In a statement as the meeting opened, Chen said the session meant that "both sides have grasped a rare historic opportunity" and that future talks should deal with finance.
"We face a global economic slowdown and uncertainties have increased in the environment. The financial turmoil is more severe than the 1997 Asian financial crisis," he said. "The conditions pose severe challenges to both sides and highlight the importance of financial and economic cooperation."
The meeting drew applause from three chambers of commerce representing America, Japan and Europe. In a joint statement, the business groups said restrictions on flights and shipping have kept Taiwan from fully participating in the global and Asian economies.
Chen was mostly insulated Monday from the noisy crowds of Taiwan independence supporters, who were blocked or dragged away by security forces. About 5,000 police were guarding the capital, Taipei, during Chen's five-day trip.
Making sure that Chen's visit went smoothly was extremely important to Taiwanese President Ma Ying-jeou. He was elected last March, promising voters he would ease tensions with China and forge closer trade ties with the huge neighbor, just 100 miles across the Taiwan Strait.
It has taken such a high-ranking Chinese official six decades to visit this island because deeply rooted hostilities and suspicions have prevented such exchanges.
China and Taiwan have been ruled separately since the Communists won a bloody civil war in 1949 and took over the mainland. Beijing has demanded that Taiwan eventually unify or face a punishing attack. The threat has made the Taiwan Strait one of Asia's most dangerous potential flashpoints.
A conflict could quickly involve the U.S., which has long warned China it may defend the island.
Although political relations have been in a deep freeze for decades, business ties have been expanding rapidly in the past 20 years. Many companies and moderate middle-class Taiwanese have favored friendlier relations with China.
After arriving Monday, Chen said he hoped relations would continue to improve.
Negotiating with their giant neighbor is a delicate task for the Taiwanese.
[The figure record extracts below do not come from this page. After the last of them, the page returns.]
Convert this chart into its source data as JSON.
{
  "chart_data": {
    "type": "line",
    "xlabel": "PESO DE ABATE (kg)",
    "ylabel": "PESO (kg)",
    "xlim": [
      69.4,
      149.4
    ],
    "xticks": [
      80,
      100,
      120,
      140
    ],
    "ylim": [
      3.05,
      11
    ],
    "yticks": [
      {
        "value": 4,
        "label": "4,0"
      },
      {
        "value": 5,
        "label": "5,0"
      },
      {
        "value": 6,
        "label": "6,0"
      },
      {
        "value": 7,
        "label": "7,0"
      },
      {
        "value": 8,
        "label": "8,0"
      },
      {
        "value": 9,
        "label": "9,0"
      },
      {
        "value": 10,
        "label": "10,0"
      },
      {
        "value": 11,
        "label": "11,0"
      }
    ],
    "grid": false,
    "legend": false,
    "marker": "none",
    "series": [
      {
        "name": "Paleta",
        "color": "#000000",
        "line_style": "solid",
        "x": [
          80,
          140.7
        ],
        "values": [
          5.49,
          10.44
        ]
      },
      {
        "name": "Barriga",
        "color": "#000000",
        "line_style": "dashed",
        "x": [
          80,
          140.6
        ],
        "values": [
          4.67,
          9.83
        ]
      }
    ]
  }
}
They want the benefits of better trade ties with China's booming economy. But they are still worried about being absorbed by the mainland, viewed by many as being repressive, backward and prone to bullying.
That was the popular sentiment among the hundreds of people who attended a rally outside the legislature Monday night. Most of the protesters wore yellow headbands or scarves that said, "Taiwan is my country."
Lee Rui-pei, a 32-year-old homemaker, thought that Chen's visit came too soon and that the Taiwanese president was moving too fast in improving ties with China.
"Ma should not sacrifice Taiwan's interest for the sake of conducting exchanges with China," she said.
Earlier in the day, protesters tried to confront Chen at the airport before he was whisked away in a black limousine. Many were blocked from getting near the landmark Grand Hotel, where he was staying. Police erected tall barbed-wire barricades with large nets to block eggs and other items thrown by protesters.
But a small group of protesters was able to rent a room on the hotel's seventh floor, where they unfurled a banner out the window reading, "Bandit Chen Yunlin Get Out." Police grabbed another man at the hotel who was shouting, "A communist bandit has arrived," using a term popular in Taiwan during the Cold War.
A small group of Taipei city council members sat cross-legged on the ground near the hotel and chanted, "Pull out the missiles!" They were referring to the hundreds of Chinese missiles aimed at the island.
About 50 followers of Falun Gong — a spiritual group banned on the mainland — practiced their meditation exercises outside Taipei 101 before Chen had dinner in the skyscraper, once the world's tallest building.
Armed with loudspeakers, a convoy of dozens of yellow taxis cruised around the streets blasting anti-China slogans. Some of the drivers had signs that said, "Taiwan is not part of China."
Beijing still doesn't formally recognize Taiwan's government, and there has been much speculation about whether Chen will address the Taiwanese leader as "president" when they meet Thursday.
Chen ignored reporters Monday when they raised the issue. But when he was asked if he heard the sound of the protests, he would only say, "Yes."